Re: "Peace Corps shuts down Slovak operation", By Dewey Smolka, Vol. 8 No. 24, June 24-30, 2002
The Peace Corps' missions abroad have never been about teaching anyone about morality, unless by example as an accidental by-product of the work of each individual volunteer. The mission varies from country to country, depending upon needs. In some countries in Africa, volunteers spend much of their time on projects related to feeding starving populations. In some European countries, in particular those that were repressed by totalitarian-style governments for more than two generations, volunteers were assigned to help develop skills in the international language of business and to advise interested persons regarding western-style business practices. These problems resulted from the decades of Communist rule, not from underdevelopment.
The Peace Corps was, as well, expected to offer a view of America that was not gained through the lens of its military, economic or cultural power.
In other words, the Peace Corps represents the best side of America and its people.
Whenever the need for volunteers disappears (meaning the Corps' work has been successful), volunteers move to other places. They had a definite and clear mission in Slovakia, and now the need is gone. The Peace Corps came to Slovakia to offer for free what plenty of vagabond English teachers and self-serving business people were happy to do for pay.
I am not a Peace Corps volunteer, and never was. But I married one who spent more than two years living in a village on a small island in the Philippines helping the local population learn how elements of their diets were making them sick and harming their children. She looks back on those years as some of the best in her life.

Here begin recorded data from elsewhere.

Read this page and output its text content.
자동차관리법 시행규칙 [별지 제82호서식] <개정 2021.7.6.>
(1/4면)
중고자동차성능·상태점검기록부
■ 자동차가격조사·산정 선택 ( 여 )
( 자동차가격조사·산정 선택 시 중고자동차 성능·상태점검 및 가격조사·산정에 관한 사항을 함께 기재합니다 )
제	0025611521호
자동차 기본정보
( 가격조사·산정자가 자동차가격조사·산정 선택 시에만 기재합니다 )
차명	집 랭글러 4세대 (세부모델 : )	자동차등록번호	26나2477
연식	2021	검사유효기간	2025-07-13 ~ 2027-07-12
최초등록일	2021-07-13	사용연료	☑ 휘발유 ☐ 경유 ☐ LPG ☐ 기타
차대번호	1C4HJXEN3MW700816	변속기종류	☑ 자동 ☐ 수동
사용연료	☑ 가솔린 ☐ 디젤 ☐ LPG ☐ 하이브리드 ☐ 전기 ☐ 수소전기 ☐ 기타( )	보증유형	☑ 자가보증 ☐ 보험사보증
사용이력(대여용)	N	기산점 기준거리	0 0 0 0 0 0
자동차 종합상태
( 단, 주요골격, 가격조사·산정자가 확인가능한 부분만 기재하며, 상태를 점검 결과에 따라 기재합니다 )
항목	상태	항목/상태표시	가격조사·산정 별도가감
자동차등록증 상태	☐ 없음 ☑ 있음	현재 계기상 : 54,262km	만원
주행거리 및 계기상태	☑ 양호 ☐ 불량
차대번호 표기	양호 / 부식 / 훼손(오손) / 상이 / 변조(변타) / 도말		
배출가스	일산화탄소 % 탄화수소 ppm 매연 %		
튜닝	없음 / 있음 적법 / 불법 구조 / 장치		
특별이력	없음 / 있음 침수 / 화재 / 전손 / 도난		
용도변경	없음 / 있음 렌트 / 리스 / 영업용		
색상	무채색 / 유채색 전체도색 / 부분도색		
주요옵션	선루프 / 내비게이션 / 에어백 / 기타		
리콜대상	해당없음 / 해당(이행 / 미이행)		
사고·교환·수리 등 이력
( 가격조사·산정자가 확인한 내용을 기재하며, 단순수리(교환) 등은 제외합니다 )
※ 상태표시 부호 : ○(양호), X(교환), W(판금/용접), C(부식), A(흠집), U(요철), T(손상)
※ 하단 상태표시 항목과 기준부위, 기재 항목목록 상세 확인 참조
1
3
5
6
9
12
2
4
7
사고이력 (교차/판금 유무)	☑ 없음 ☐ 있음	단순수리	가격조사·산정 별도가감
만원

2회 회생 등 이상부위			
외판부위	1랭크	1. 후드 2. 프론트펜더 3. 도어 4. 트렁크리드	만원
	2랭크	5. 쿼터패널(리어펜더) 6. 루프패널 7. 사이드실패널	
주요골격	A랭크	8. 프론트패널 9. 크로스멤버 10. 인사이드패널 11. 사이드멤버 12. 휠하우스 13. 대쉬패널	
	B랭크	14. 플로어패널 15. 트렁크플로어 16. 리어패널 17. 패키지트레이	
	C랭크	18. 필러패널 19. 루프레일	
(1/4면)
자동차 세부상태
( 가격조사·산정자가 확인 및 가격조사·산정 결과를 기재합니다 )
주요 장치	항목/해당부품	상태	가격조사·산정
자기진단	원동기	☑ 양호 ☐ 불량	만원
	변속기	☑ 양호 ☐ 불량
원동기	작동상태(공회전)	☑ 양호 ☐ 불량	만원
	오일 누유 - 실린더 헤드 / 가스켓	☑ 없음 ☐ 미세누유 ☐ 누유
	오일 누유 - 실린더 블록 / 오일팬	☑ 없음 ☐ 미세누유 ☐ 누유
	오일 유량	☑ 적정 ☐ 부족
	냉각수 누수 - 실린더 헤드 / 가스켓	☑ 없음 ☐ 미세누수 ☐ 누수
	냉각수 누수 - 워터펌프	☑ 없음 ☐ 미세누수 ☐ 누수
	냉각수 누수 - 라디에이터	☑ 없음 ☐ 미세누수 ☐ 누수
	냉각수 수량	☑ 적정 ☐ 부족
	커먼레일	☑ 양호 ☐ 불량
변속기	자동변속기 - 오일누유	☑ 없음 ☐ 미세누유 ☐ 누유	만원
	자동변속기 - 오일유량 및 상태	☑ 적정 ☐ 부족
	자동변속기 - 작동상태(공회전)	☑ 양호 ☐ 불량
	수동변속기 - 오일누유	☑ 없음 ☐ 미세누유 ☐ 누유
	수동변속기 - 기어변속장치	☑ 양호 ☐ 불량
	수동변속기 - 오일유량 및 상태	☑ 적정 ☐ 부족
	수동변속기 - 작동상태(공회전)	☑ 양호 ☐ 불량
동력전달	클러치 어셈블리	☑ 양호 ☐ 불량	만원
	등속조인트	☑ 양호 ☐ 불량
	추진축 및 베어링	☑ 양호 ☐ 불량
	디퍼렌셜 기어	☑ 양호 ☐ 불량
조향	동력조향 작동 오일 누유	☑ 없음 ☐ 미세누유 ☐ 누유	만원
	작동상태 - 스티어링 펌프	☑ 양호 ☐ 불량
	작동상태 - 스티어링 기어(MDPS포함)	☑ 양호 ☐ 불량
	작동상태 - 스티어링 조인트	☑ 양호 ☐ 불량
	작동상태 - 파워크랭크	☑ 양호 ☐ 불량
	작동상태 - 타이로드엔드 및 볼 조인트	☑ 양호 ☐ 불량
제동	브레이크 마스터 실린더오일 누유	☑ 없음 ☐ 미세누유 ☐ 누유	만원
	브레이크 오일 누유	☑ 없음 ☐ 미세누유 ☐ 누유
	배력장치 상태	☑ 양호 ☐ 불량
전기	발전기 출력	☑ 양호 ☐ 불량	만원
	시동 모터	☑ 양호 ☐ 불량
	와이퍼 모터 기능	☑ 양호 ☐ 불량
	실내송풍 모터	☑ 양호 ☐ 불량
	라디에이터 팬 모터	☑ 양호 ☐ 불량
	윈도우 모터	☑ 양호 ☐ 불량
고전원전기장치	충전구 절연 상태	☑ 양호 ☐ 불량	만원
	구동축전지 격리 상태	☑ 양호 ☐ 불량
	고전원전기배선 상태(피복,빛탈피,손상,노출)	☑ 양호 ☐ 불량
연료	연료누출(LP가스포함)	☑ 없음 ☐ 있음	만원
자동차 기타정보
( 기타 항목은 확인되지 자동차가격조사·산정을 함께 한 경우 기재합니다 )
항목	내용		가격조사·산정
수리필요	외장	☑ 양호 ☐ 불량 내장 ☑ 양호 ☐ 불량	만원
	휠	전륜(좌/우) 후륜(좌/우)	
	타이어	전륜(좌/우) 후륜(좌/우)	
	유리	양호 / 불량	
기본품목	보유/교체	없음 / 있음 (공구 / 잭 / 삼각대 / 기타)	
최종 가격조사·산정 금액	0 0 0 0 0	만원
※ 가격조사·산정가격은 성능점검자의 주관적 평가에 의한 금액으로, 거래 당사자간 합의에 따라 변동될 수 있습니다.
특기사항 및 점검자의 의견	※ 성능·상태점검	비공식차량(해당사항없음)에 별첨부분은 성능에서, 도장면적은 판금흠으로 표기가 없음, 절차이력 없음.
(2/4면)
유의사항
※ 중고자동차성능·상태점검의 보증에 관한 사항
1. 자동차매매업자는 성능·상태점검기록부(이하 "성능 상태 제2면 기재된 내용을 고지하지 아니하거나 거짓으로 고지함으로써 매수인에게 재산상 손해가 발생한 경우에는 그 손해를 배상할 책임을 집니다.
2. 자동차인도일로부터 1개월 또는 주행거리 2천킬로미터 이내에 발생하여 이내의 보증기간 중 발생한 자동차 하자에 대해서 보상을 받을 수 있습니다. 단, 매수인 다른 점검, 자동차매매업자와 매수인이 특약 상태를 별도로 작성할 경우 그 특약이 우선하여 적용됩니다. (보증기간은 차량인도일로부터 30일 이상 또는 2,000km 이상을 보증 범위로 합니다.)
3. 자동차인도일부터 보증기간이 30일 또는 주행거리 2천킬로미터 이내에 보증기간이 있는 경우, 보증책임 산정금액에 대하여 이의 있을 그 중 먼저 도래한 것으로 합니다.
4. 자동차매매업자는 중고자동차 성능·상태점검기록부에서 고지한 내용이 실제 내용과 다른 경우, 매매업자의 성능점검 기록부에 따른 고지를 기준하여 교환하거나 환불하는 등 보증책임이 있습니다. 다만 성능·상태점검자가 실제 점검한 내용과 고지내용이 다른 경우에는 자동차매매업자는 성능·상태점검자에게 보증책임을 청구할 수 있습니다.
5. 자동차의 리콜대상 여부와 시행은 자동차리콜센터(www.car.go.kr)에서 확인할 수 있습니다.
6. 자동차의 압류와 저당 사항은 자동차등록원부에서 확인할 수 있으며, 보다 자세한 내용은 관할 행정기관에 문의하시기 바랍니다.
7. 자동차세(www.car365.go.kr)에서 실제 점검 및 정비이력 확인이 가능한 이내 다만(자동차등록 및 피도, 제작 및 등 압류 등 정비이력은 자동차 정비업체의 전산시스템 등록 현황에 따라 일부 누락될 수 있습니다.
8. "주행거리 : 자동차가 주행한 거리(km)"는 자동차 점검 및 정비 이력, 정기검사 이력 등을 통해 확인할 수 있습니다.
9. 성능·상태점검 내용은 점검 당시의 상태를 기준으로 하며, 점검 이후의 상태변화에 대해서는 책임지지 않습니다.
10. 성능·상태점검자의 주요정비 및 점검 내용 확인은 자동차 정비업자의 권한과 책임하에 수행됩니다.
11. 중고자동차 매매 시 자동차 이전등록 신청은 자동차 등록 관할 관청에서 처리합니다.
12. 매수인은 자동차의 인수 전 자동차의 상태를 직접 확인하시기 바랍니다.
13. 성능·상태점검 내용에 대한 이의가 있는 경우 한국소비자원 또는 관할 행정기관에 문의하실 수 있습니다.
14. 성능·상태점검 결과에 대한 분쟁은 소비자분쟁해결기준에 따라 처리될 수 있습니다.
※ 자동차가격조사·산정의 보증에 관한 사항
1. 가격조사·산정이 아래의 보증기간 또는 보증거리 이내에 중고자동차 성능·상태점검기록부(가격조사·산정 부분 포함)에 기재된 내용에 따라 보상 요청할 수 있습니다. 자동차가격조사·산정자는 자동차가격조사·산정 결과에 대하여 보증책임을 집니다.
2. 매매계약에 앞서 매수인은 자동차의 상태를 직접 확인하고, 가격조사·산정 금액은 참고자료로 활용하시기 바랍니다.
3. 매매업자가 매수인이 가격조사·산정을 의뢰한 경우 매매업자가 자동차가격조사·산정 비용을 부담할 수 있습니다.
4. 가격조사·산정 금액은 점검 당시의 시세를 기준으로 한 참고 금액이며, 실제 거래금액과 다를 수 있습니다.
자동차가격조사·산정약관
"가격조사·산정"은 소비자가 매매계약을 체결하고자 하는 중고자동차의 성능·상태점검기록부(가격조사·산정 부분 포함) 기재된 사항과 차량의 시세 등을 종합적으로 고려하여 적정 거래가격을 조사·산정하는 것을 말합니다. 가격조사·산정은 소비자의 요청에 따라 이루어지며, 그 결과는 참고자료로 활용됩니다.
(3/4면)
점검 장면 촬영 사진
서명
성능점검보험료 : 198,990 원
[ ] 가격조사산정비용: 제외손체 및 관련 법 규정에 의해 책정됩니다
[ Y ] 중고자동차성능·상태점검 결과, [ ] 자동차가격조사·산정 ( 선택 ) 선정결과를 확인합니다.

Many bright, well-educated young volunteers are working for a tiny fraction of what they could earn by starting their careers in the United States. In Slovakia they were not paid better than much of the local population they served, but rather less. They were paid in a month less than a teenager cooking french fries in a fast food joint in a small town in Texas would make in two or three days.
Peace Corps volunteers are not in it for the money. I'm not sure what your problem is, JGK.